India strategic partnerships bearing substantial science and technology:

1. The 21st century international system was more conducive to the country’s science and technology designs in spheres such as nuclear and space technology due to a thaw in ties between India and the United States given the rise of an aggressive China and other consequential challenges to the international system.

  1. India would sign strategic partnerships bearing substantial science and technology components with advanced economies such as the United Kingdom, Japan, Israel, Germany, the European Union, Singapore, the United Arab Emirates, Canada, South Korea and Australia even as it strengthened its traditional partnerships with countries such as France and Russia.

 

India’s critical policy frameworks:

  1. The country’s Science and Technology Policy 2003 and Science, Technology and Innovation Policy 2013 clearly related international science and technology cooperation with national interest.

  2. Recently, Prime Minister has been categorical in placing science and technology at the forefront of the country’s diplomatic engagement.

3. India’s state instruments of diplomacy would also begin to show a more visible alignment to international science and technology cooperation.

  1. India currently fields four Development Partnership Administrations under its Ministry of External Affairs consequential given that President Ram Nath Kovind, in Cuba in June 2018, declared that the country had “placed science and technology at the center of its development cooperation strategy”.

 

The COVID-19 response:

  1. India’s science and technology prowess would be tested internationally by 2019 through an unprecedented global disruption originating from China in the shape of the COVID-19 pandemic.

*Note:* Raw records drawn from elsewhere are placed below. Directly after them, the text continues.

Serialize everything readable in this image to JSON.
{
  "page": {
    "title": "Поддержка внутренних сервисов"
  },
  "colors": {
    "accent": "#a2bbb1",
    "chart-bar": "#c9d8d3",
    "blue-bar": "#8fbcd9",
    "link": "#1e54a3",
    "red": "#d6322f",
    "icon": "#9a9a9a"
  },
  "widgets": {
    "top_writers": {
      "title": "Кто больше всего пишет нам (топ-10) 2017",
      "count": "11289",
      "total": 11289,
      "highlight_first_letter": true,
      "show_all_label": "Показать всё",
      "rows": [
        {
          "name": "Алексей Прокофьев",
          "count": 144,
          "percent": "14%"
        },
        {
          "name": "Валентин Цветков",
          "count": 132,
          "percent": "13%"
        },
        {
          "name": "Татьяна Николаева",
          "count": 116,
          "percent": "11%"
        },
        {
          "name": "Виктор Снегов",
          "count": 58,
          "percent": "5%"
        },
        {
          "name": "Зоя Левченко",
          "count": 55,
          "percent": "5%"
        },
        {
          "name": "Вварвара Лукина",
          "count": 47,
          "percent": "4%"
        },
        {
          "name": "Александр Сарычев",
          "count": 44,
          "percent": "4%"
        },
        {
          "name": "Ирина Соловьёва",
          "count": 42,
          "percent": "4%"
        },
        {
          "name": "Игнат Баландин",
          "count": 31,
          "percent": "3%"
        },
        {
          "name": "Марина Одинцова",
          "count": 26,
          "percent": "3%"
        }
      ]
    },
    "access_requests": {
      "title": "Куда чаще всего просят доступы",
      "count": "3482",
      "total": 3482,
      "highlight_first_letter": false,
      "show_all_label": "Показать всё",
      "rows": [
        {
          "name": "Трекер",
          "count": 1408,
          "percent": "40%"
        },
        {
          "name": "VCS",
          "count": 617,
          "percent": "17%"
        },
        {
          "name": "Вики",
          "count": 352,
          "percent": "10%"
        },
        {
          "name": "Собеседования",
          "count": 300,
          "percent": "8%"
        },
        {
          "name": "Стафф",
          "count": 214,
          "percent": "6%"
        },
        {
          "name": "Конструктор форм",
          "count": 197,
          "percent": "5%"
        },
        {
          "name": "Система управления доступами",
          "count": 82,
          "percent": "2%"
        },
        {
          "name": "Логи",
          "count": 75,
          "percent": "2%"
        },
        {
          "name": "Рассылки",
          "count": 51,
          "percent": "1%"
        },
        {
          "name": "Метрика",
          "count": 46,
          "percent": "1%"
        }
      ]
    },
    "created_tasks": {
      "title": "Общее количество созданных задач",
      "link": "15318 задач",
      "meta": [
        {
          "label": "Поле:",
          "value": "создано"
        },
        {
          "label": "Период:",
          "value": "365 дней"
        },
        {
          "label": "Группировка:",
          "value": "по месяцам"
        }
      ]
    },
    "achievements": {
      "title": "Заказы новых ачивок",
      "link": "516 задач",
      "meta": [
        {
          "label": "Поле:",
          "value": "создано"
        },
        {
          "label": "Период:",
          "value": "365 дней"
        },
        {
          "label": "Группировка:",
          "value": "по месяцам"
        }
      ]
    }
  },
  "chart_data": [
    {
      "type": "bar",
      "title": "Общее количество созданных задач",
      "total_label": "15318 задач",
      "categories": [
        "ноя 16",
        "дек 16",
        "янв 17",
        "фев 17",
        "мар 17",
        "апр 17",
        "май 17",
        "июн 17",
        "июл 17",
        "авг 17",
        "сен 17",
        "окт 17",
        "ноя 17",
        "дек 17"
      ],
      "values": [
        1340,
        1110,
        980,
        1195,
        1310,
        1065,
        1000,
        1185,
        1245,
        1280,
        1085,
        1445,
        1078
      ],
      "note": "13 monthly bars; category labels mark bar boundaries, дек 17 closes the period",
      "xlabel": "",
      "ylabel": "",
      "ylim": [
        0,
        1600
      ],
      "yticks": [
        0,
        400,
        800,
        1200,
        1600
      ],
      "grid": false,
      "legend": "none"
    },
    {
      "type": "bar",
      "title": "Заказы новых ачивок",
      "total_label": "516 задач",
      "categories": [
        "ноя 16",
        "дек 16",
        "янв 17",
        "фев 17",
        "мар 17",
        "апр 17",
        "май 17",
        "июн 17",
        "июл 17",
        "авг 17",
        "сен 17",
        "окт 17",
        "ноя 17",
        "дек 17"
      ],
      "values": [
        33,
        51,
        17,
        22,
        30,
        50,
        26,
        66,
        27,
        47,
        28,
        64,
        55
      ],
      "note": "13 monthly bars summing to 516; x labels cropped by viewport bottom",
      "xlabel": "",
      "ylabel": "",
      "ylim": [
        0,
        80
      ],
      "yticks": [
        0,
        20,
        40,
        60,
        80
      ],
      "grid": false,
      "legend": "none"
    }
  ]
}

  2. India was swift to address the global challenge by initially sending medicines such as hydroxychloroquine and paracetamol to over 150 countries, welcomed by its partners across the world.

  3. India’s pharmaceutical firms such as the Serum Institute of India competently partnered with the U.K.’s Oxford/AstraZeneca vaccine project while others such as Bharat Biotech gave rise to indigenous vaccines in the shape of Covaxin.

4. India’s response came at a time where the developed world was pre-occupied in trying to address its own domestic issues and China’s health diplomacy much like its other development assistance came with prohibitive costs.

 

23 February 2021: The Hindu Editorial Analysis

The Areas for review:

  1. India’s, Aatmanirbhar Bharat initiative, attempts to secure maximum self-reliance through capacity building and creating an environment where science and technology can not only answer its own national needs and cross-border interests but also global challenges, there are issues that must be addressed.

2. India’s financial apportionment to science and technology related research must rise to enable the country’s own rise as must participation of its states, universities and private sector in research and development efforts.

  1. The time is also right for India’s young scientists and technologists to be made more aware of the country’s foreign policy objectives, and to also enable all stakeholders in the policy establishment to learn more about science and technology to bridge the intellectual divide.

 

Conclusion:

  1. India’s help by “The Ministry of External Affairs” has seen a restructuring with a Cyber Diplomacy Division, an E-Governance & Information Technology Division and a New Emerging & Strategic Technologies Division to manage science and technology issues in the nation’s diplomatic matrix.

  2. As scientists developed vaccines to COVID-19 virus, it was India, an established leader in vaccine manufacturing that rose to the challenge of global provision. Beyond idealist invocations, India’s COVID-19 response also came closely aligned with its Neighborhood First, Act East, Indo-Pacific and Look West policies.

3. The ongoing COVID-19 crisis has presented the country a unique space to mainstream science and technology in its domestic and foreign policies. It is now up to India’s decision-makers to conclusively convert this crisis into an opportunity.